Sigamos com Jesus até ao Gólgota, mas como o Cireneu, e ainda mais como as santas mulheres, que não O deixaram até ao fim. Cada uma destas atitudes, nem por serem espiritualmente intensas, deixarão de ser eminentemente práticas, no que nos couber a cada um.
Porque onde se condenarem inocentes, está em sessão o pretório de Pilatos. Onde a cruz da vida pesar mais a este ou aquele, requer-se que sejamos cireneus. De nenhum destes lados podemos desertar, para não trocar alvoroços por fugas. Viveremos esta semana em Lisboa, ou noutros sítios em paz. Paz pública, ao menos e ainda bem. Mas por dentro de cada casa, no seio de cada família ou grupo, há Jesus que chega e continua a humildade com que o faz. Aquele jumentinho em que vinha é hoje a simplicidade com que está, na humanidade de cada um, assim reconhecido ou ainda não.
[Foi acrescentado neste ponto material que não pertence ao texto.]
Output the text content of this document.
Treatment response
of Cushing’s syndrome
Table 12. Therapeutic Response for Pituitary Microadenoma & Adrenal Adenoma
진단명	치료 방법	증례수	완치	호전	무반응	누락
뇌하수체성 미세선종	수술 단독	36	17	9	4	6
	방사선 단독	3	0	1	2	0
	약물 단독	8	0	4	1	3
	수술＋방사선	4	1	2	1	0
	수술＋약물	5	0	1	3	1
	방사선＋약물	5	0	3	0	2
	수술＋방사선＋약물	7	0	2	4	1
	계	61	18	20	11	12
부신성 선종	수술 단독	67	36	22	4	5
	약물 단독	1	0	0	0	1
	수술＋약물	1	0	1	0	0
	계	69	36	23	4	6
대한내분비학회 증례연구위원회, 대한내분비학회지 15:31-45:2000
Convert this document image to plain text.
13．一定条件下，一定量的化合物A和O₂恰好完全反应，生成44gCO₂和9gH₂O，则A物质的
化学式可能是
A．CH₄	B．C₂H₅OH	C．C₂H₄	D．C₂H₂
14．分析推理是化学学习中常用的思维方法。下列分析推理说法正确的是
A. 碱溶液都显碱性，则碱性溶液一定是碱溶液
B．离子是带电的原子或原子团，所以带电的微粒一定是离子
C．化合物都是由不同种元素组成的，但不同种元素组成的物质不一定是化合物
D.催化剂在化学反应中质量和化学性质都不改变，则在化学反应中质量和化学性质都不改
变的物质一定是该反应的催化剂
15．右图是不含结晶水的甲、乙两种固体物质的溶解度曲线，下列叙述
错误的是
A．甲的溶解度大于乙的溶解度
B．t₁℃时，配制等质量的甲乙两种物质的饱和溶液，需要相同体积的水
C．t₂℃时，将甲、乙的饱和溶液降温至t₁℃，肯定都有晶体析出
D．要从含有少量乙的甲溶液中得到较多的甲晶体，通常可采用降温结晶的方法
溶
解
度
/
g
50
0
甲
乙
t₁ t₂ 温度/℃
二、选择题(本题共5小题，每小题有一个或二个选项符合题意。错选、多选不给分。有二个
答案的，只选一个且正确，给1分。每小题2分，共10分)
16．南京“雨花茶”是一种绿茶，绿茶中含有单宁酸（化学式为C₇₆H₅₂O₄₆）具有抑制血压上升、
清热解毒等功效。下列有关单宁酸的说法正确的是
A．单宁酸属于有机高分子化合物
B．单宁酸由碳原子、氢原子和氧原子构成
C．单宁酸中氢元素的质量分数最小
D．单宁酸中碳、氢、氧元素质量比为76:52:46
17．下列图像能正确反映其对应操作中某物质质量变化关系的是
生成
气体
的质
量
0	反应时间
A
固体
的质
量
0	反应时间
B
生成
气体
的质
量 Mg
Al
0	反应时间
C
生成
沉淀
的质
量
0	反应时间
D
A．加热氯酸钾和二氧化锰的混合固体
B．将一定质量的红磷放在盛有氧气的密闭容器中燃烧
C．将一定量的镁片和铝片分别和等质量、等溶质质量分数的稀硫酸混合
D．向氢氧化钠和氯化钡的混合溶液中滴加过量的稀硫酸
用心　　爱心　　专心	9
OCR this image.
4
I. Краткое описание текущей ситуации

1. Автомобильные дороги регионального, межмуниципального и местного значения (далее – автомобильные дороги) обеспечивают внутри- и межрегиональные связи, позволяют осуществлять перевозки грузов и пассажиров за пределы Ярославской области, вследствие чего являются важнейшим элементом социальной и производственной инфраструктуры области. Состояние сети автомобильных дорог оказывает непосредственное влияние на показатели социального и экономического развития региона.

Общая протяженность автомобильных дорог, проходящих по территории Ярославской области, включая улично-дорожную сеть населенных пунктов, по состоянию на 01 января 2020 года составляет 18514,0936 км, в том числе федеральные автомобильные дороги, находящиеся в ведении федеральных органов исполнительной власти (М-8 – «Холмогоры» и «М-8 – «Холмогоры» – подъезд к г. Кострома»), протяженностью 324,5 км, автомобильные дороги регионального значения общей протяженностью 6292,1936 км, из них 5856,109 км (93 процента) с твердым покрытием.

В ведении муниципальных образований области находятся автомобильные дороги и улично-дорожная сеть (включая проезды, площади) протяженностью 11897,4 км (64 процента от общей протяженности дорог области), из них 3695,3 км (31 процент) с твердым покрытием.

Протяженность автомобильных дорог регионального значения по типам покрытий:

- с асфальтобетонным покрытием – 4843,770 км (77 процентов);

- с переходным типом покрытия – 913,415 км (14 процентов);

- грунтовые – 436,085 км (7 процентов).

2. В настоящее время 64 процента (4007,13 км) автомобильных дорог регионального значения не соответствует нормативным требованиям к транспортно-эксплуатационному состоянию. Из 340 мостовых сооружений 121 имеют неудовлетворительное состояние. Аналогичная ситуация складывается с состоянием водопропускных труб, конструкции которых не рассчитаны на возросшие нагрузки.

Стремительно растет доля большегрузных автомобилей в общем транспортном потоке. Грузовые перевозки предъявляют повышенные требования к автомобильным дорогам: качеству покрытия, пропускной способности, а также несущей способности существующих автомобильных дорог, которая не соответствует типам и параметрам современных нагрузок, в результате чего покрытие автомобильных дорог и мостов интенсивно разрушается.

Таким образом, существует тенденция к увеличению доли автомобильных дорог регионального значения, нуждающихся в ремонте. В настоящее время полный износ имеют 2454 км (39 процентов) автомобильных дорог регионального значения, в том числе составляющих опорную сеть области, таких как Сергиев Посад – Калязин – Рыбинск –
Não sabemos quantos deram realmente por Jesus, quando entrou em Jerusalém. Mas sabemos decerto que mais disponibilidade para reparamos nos outros e mais cuidado em corresponder-lhes, serão agora os hossanas com que aclamaremos, os ramos que levantaremos, as capas que estenderemos. Pois assim mesmo Jesus passa, Jesus está e sempre nos espera. Hoje, amanhã e depois, para que toda a semana seja “santa”, reencontrada e celebrada com Jesus nos outros, com Jesus em Deus – que é isso mesmo a santidade autêntica.
Por estes dias costumam chegar imagens da Semana Santa em Jerusalém, com os relativamente poucos cristãos que lá vivem e muitos outros que ali peregrinam. O lugar é mais ou menos o mesmo do acontecimento que evocamos e as circunstâncias atuais também não são fáceis, entre alegrias e penas, alvoroços e receios. Também podemos seguir algumas celebrações em Roma, com o Papa Francisco, nome atual de Pedro, e muitos romeiros que aí se juntam. Porventura imagens de algumas zonas do Oriente Próximo, onde ainda se fala a língua de Jesus e tudo continua difícil, mesmo entre ruínas. Mas ainda assim continua, com Jesus que não deixa de passar, no caminho que perfaz e na paixão que compartilha.
Não, não podemos viver esta semana com sentimentos fugazes e distrações periféricas. Que os hossanas nos brotem bem de dentro do coração convertido. Dirijamo-los a Jesus que passa, tanto em si mesmo, constante “Deus connosco”, como naqueles que nos esperam, outros tantos apelos de Deus. E quanto mais simples, comuns e correntes na circunstância dos dias que se seguem, mais se assemelharão a Jesus que prossegue, naquele jumentinho em que os seus pés tocavam certamente o chão. O chão de Jerusalém, o chão da nossa cidade agora.
Uma semana para celebrar, uma semana para cumprir. Plena de Cristo nos outros e só assim “santa”, porque inteiramente de Deus. Não esvaziemos as palavras, nem desperdicemos o tempo. Não nos distraiamos de Deus, não nos distraiamos dos outros, nem, afinal, de nós. - É preciso que a Páscoa não chegue só no calendário!